Mount Desert Island Hospital, which has become busier as the local tourism industry has grown, has received state approval to pursue a $42 million expansion and renovation.
In addition to those plans, the hospital has acquired a clinic in Southwest Harbor that it plans to merge into other clinics it already owns elsewhere on MDI, hospital officials announced Tuesday.
The hospital is planning to triple the size of its Bar Harbor emergency room facilities and to make the main building more visible from Main Street. A new main entrance will be built on the building’s western facade while the parcels along Stanwood Place, which separate the structure from Main Street, will be redesigned and landscaped to make the hospital easier to find and more accessible to visitors.
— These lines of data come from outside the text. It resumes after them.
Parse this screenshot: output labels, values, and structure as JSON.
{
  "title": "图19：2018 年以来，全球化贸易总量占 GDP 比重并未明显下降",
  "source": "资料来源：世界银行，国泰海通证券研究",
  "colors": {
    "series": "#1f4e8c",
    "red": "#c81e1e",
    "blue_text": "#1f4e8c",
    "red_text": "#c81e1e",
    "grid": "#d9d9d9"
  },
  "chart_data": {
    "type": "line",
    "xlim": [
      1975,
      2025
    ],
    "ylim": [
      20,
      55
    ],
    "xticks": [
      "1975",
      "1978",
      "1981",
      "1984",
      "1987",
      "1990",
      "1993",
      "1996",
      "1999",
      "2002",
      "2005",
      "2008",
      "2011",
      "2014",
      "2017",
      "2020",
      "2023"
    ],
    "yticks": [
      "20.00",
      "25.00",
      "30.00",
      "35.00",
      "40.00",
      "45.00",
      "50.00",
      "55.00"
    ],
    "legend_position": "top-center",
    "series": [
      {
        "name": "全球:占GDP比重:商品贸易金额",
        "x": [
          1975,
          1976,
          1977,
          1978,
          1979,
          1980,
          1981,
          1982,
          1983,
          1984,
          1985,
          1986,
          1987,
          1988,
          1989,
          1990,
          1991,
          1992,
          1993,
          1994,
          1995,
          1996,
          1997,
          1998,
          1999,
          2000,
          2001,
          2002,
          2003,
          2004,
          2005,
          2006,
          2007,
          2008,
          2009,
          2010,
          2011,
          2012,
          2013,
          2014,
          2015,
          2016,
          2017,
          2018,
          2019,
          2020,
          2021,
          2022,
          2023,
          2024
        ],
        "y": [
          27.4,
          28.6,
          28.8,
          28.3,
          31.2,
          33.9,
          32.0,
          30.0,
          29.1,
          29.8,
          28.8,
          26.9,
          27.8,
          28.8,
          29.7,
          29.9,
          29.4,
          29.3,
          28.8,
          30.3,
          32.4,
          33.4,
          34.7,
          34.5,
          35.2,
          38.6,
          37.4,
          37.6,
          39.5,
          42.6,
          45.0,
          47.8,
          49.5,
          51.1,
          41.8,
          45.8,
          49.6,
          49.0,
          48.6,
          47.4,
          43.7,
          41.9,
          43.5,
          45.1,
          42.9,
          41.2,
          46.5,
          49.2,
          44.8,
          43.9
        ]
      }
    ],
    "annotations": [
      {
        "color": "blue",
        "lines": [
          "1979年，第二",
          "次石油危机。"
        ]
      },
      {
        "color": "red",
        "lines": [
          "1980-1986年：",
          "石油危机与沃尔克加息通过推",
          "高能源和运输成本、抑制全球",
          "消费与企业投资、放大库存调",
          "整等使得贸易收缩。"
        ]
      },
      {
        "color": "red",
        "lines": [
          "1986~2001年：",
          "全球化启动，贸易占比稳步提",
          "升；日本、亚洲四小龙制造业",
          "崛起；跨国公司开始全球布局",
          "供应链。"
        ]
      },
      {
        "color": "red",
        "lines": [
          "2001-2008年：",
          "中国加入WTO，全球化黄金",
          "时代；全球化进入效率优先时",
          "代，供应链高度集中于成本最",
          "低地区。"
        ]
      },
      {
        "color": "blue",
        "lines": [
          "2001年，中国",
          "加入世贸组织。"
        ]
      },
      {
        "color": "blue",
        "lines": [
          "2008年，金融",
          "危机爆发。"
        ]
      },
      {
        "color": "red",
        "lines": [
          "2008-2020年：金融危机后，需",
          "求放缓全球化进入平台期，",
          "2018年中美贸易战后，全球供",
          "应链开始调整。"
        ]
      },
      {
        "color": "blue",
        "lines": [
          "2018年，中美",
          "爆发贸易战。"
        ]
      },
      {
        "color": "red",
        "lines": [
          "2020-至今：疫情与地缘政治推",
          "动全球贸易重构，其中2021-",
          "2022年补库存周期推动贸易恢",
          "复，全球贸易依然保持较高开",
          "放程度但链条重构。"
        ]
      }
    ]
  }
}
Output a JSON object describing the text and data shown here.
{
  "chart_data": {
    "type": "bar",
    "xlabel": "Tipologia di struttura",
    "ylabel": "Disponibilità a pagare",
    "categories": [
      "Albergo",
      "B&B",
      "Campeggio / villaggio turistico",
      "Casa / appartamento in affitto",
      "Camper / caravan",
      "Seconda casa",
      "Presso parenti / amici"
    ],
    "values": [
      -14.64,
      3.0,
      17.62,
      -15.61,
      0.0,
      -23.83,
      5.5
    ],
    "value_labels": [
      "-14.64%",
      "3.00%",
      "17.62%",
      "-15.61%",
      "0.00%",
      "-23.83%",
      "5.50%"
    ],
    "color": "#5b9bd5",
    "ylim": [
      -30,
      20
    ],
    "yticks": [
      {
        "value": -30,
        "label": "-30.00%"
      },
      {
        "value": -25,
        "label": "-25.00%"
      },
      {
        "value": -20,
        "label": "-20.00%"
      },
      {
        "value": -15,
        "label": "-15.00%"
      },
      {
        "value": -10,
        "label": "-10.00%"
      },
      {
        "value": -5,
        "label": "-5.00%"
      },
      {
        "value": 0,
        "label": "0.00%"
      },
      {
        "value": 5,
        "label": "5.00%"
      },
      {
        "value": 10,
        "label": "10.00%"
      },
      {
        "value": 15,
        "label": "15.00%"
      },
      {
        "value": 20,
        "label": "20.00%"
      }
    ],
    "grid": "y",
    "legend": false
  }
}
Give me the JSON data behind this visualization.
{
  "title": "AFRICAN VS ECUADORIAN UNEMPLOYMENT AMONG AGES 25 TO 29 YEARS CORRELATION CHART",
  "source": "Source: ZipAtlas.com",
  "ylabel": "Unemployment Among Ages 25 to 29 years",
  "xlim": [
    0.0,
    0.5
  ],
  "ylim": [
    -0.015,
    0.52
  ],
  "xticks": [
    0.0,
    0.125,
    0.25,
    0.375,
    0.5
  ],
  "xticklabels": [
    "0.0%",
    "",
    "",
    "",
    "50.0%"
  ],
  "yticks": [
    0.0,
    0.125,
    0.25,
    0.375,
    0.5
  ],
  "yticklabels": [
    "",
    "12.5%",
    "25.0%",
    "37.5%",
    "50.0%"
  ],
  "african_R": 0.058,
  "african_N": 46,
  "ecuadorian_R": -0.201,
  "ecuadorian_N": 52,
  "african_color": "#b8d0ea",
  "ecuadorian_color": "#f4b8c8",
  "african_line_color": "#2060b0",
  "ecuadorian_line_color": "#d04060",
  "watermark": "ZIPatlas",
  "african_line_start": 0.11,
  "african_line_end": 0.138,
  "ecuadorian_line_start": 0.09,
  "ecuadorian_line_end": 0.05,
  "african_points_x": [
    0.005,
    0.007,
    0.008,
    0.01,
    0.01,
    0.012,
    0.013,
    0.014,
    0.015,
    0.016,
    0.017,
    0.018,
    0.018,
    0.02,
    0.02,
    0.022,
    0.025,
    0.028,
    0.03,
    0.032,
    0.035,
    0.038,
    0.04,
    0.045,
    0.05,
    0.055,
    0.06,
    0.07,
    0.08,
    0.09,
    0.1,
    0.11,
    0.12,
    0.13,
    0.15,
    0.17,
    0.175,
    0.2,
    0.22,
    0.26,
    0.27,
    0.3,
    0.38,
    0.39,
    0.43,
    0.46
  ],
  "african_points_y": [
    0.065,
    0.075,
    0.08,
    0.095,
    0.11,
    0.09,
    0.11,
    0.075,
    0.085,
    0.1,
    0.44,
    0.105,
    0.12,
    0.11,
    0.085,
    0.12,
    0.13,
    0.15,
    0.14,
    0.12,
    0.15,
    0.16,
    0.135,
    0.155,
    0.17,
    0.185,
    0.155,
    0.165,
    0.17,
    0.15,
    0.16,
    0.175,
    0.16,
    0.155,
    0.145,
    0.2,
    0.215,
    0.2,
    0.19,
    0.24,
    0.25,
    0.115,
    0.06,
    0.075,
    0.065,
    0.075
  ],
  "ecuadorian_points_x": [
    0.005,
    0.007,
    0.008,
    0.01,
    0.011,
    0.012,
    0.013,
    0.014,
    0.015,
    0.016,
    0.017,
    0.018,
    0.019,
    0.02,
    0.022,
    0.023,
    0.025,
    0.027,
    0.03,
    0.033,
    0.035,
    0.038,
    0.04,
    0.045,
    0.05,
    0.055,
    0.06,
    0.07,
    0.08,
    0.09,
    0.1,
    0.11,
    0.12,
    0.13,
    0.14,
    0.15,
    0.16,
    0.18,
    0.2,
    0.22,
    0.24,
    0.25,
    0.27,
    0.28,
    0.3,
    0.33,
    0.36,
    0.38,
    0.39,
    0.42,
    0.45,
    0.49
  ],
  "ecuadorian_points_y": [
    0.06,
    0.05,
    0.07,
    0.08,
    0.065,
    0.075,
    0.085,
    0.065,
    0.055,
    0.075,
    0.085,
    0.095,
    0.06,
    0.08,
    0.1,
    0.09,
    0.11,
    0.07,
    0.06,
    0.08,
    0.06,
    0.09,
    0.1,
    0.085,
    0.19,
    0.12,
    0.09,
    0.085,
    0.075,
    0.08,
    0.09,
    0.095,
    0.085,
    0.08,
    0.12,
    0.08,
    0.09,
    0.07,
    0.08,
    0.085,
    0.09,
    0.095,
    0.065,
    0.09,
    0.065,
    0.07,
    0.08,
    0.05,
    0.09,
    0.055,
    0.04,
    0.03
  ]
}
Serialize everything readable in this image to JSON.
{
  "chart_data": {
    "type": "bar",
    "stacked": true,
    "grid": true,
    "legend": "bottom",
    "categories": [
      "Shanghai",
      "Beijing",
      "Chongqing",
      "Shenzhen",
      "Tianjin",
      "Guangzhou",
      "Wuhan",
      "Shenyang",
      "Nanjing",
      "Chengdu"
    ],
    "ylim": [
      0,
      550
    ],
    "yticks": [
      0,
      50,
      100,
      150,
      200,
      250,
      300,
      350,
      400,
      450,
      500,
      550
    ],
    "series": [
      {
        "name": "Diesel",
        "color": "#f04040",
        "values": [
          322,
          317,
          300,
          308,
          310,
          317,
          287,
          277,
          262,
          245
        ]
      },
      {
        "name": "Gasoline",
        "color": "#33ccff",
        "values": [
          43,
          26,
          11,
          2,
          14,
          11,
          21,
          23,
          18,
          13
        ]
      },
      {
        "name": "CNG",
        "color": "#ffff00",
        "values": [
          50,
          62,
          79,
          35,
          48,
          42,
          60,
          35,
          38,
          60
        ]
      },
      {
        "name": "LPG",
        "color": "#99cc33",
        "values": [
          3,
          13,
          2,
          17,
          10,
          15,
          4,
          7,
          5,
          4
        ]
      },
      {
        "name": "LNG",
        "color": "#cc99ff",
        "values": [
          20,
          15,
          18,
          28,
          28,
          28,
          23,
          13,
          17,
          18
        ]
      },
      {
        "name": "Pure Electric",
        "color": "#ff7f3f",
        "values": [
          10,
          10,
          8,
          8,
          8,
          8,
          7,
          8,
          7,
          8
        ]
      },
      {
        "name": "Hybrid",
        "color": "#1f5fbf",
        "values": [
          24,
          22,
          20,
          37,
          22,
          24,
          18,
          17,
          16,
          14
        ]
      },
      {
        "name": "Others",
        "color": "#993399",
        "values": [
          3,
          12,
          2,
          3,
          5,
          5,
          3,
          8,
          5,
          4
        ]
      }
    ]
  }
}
“We’re still a little hidden back there,” Mariah Cormier, the hospital’s spokesperson, said about its campus, which officially has an address of 10 Wayman Ln.
Cormier said the hospital serves residents from MDI and beyond, but also provides treatment to many visitors from elsewhere including from out of state because of the number of tourists who visit the island and Acadia National Park in the summer and fall. Many of those patients, she said, come to the hospital in private vehicles, rather than by ambulance, and so have to find it on their own.
Bar Harbor can be congested in the summer, she said, so making the hospital easier to find and access should translate to better overall patient care.
“Already, navigating downtown Bar Harbor isn’t easy,” Cormier said.
The volume of non-local patients has grown over the years, which is why a big part of the project is renovating and expanding the ER, she said. Those improvements will include safety and accessibility upgrades to its entrance.
The hospital first announced its plans to make major design changes to its main building in 2021, but was required to get approval from the Maine Department of Health of Human Services before it could proceed with the project. That approval, in the form of a certificate of need, was granted by the state on Nov. 21.
“Securing the Certificate of Need approval marks a pivotal moment for Mount Desert Island Hospital,” said Chrissi Maguire, the hospital’s president and CEO. “This decision enables us to move forward with critical expansion projects that will strengthen our ability to provide high-quality, patient-centered care for our community.”
Hospital officials are planning to hold a community forum at 5:30 p.m. Thursday at Jesup Memorial Library on Cottage Street, which also will be streamed online via Zoom, to provide information about its plans and get feedback from the public.
The acquisition of Acadia Family Center, a private clinic on Fernald Point Road in Southwest Harbor, factors into the hospital’s physical reorganization plans, Cormier said.
Because it is classified as a critical access hospital, it is limited in how many separate health centers it can operate, she said. For that reason it will move medical services currently offered at Acadia Family Center to clinics it already owns and operates elsewhere in Southwest Harbor and Northeast Harbor, but it will move other functions to the Fernald Point Road property.
The hospital’s advancement and human resources departments will move into the newly acquired Southwest Harbor property, which also will be used for community engagement events and programs, Cormier said.
“There will be a lot of administrative functions over there,” she said.
Besides the acquisition of Acadia Family Center and the expansion and reorientation of its main building, the hospital has had other projects in the works. It is nearing completion of upgrading its energy systems for its main Bar Harbor building, and recently completed construction of its Kogod Center for Medical Education, which provides housing and classroom space for medical students who come to Bar Harbor to learn about rural medicine.
State approval of a certificate of need for the hospital’s planned $42 million in upgrades was required only for the anticipated main building expansion, not the other projects, Cormier said.